(The Hollywood Reporter) – The Chinese film, which features Oscar-winning costume and set designers, is believed to be China’s most expensive production ever.
This excludes the disastrous Empires of the Deep, which was written and produced by Chinese Oligarch Jon Jiang back in 2010, which had a budget of over $130 Million. It has still never been released.
View the trailer below to find out why
As China inches ever closer to surpassing North America as the world’s largest box-office territory, its movie budgets are getting bigger, too.
Hollywood studio tentpoles routinely cost $100 million to $200 million to make, but China’s biggest titles seldom top $50 million.
Stephen Chow’s fantasy romp The Mermaid, which earned $550 million in February to become China’s biggest local box-office hit ever, had a reported production budget of just $60 million — and many in the Chinese industry believe it was made for less (it’s not uncommon for Chinese productions to exaggerate their budgets to attract attention, insiders say).
Asura, an epic fantasy film loosely based on Buddhist mythology, is perhaps a glimpse of the Chinese industry to come. Asuras are described in Asian Mythology as powerful superhuman demigods or demons that can be both good and bad.
With a budget of $100 million, it is said to be the country’s most expensive fully domestic film ever.
A statue depiction of the mythological figure Asura – Photo Credit: Sarah Welch
The debut directorial effort of Chinese filmmaker Peng Zhang, whose career as a Hollywood stunt coordinator goes back two decades (Ant-Man, The Twilight Saga, Scott Pilgrim vs. the World), the film features an international cast and veteran Hollywood production team, despite being a Chinese-language film intended first and foremost for the Chinese market.

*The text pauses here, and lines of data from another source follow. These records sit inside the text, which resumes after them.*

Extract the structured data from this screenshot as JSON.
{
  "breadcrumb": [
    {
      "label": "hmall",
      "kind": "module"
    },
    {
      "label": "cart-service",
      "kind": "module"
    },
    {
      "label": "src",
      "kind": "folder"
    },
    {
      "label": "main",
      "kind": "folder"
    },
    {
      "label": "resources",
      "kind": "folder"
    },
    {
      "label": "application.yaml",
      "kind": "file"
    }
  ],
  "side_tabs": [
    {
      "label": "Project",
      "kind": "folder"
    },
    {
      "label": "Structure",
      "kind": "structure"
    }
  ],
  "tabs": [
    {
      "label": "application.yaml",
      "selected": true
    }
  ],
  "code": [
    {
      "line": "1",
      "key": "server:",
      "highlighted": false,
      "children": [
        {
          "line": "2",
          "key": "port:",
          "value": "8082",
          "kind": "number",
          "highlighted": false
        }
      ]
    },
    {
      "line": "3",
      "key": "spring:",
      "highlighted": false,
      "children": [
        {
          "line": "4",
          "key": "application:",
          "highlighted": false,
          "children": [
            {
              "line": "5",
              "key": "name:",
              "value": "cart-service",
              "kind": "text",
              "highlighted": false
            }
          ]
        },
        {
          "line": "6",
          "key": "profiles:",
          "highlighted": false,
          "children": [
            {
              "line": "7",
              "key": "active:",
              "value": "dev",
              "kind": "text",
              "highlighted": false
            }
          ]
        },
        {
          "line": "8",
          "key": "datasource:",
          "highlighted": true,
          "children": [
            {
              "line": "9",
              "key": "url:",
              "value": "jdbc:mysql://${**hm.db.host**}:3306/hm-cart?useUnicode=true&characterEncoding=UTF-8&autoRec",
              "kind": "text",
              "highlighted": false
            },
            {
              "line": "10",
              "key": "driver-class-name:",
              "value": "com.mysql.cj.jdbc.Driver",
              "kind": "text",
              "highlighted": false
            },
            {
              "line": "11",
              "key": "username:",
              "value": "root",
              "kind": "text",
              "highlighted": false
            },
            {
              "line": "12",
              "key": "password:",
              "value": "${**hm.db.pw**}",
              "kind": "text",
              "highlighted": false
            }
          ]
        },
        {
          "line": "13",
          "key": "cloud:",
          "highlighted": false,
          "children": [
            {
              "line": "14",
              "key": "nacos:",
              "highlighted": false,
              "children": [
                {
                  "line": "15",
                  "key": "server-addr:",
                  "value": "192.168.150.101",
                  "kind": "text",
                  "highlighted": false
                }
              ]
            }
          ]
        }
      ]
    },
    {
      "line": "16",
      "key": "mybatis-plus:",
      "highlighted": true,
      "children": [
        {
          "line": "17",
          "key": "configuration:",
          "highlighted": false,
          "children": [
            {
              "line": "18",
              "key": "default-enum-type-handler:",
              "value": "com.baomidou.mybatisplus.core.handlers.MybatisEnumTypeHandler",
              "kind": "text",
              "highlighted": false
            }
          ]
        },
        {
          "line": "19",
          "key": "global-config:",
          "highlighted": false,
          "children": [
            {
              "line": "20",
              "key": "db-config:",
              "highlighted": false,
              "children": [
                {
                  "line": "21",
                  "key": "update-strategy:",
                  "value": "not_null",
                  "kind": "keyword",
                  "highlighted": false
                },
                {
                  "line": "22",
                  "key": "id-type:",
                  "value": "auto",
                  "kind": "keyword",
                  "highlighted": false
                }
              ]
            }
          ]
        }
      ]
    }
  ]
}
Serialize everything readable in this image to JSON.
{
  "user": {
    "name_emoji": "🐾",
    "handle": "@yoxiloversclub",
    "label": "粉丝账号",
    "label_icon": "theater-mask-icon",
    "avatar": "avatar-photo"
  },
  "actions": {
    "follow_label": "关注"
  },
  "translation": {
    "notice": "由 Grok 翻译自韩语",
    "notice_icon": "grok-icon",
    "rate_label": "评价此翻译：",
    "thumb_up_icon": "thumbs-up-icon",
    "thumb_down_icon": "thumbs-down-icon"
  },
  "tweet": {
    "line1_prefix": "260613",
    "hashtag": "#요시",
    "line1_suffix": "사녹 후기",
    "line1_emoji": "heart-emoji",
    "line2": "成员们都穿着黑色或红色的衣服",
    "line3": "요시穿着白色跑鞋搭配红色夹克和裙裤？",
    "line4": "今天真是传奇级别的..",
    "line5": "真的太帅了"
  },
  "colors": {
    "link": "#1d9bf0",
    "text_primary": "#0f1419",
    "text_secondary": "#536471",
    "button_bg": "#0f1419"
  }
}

“Produced by Zhenjian Yang, who scored big in 2012 with Painted Skin: The Resurrection ($105 million, a big haul at that time), all of Asura’s key production roles are held by Hollywood veterans, while the the rest of the crew is made up of Chinese staff — a strategy Yang pursued to both bootstrap the local industry’s experience level and to give the film an international polish. The costumes, for example, were designed by Oscar winner Ngila Dickson (The Lord of the Rings franchise), while the sound design is done by Martín Hernández (The Revenant, Birdman) and visual effects are supervised by Charlie Iturriaga (Deadpool, Furious 7, The Social Network).”
Asura is set in the mythical realm of Asura — the dimension of pure desire, according to ancient buddhist mythology — which is threatened by a coup from a lower heavenly kingdom.
“Sixteen-year-old Chinese rising star Lei Wu plays the film’s young hero, alongside Hong Kong veterans Tony Leung and Carina Lau. Eighteen-year-old newcomer Zhang Yi Shang is the female lead and love interest. The international elements of the cast are made up of American actor Matthew Knowles (based part-time in Beijing, Knowles speaks fluent Mandarin and is well-known to the local audience from roles in Chinese TV dramas like Love Me If You Dare, Deng Xiaoping and Red Star Over China), stuntman Damien Walters (Captain America: The First Avenger, The Huntsman: Winter’s War) and British contortionist Bonetics Junior.”
Still in production, Asura is being shot in seven locations across China, including Ningxia in the country’s north and the Qinghai Tibetan Plateau.
Graphics below courtesy of The Alibaba Group.
The movie is financed and produced by Jack Ma’s Alibaba Pictures Group, Ningxia Film Group, Zhenjian Film and others. The first in a planned trilogy, the film is targeting a summer 2018 release.